Giuseppe Conte cerca di tenere la barra dritta il giorno dopo il voto in Umbria che ha segnato un insuccesso per la riproposizione in ambito regionale della maggioranza che regge il governo a Roma e chiama i leader di M5s e Pd per una riflessione comune.
Ma Pd e M5s valutano l'alleanza giallorossa e tutti guardano alla manovra come banco di prova per una ripartenza, in attesa che le prossime elezioni regionali diano ulteriori segnali sulla volontà popolare. "Siamo partiti da poco, dobbiamo proseguire lungo questo cammino, abbiamo bisogno di maggiore spirito di squadra, più coesione, lavorare con determinazione, i cittadini ci chiedono questo". Per Conte l'orizzonte resta quello della scadenza naturale della legislatura: "Quando nel 2023 ci confronteremo con le elezioni verremo valutati per quello che abbiamo fatto e per le promesse mantenute. Se riusciamo a proseguire con entusiasmo saremo giudicati positivamente".
Anche per questo già domani sarebbe stato convocato un vertice per definire gli ultimi passaggi della legge di bilancio. Intanto nel M5s la tensione è alta, Luigi Di Maio assicura che il governo non è a rischio ma definisce un "esperimento che non ha funzionato" l'alleanza locale con il Pd e chiede un programma "piu' dettagliato" per il governo: "Se avessimo avuto un contratto di governo, ciò che non c'era scritto non si sarebbe potuto neanche ipotizzare e quindi alcune incomprensioni magari non si sarebbero nemmeno verificate" afferma il leader Cinquestelle.
"È ovvio che occorre voltare pagina" condivide Nicola Zingaretti. Ma il leader Pd si augura soprattutto "una nuova solidarietà nella coalizione e nella compagine del Governo Conte che non può essere un campo di battaglia quotidiana". E non pone limiti alle ripercussioni che potrebbero venire da un atteggiamento non solidale: "L'alleanza ha senso solo ed esclusivamente se vive in questo comune sentire delle forze politiche che ne fanno parte, altrimenti la sua esistenza è inutile e sarà meglio trarne le conseguenze".
Le opposizioni, vittoriose in Umbria, attaccano però l'esecutivo. Il Conte bis "non è un governo che rappresenta il popolo italiano. Non penso che possano andare avanti per molto" afferma Matteo Salvini, che però non chiede di trarre conseguenze immediate. Più tranchant Giorgia Meloni, che ritiene "che il governo debba immediatamente rassegnare le dimissioni" e chiede al Capo dello Stato di "valutare il nuovo scenario".

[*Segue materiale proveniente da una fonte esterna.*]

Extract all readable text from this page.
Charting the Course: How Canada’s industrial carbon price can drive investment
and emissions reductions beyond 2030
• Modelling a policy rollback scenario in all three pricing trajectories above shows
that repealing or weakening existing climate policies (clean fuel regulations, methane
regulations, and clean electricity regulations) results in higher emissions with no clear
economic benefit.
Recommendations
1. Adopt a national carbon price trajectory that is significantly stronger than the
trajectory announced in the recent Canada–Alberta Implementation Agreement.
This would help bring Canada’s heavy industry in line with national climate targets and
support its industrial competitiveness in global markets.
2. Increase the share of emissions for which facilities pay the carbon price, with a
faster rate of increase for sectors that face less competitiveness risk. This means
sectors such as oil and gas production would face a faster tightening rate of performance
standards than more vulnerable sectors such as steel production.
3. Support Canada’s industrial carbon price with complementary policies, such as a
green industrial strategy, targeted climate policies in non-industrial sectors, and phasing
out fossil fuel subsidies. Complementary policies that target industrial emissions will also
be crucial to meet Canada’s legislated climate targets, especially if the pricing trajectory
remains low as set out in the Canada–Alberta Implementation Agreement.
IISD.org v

Al Quirinale si mantiene un profilo di calma attenta. C'è attenzione, certo, per i risultati dell'Umbria e soprattutto per l'iter del decreto legge fiscale e della manovra che stanno muovendo i primi passi alle Camere, ma si cerca anche di non alimentare le fibrillazioni che percorrono soprattutto il M5s, poichè, si nota, non ci sono stati passaggi formali che facciano pensare a ripercussioni immediate sulla tenuta del governo. Tutti gli esponenti della maggioranza e del governo hanno confermato di voler proseguire nella esperienza del governo Conte II.
Nei prossimi giorni il premier e i partiti si incontreranno per una valutazione, sollecitata dallo stesso Conte, e il Capo dello Stato non potrà che attendere quella valutazione. Sapendo che difficilmente la sessione di bilancio potrà subire terremoti politici, a maggior ragione mentre si attende che trascorrano i tre mesi necessari a capire se si terrà o meno il referendum costituzionale sulla riforma del taglio dei parlamentari.
A fine gennaio si terranno altri test regionali cruciali e il panorama politico potrebbe cambiare, ma fino a quel momento, al netto di dichiarazioni e fibrillazioni, tutta la politica procede con i piedi di piombo.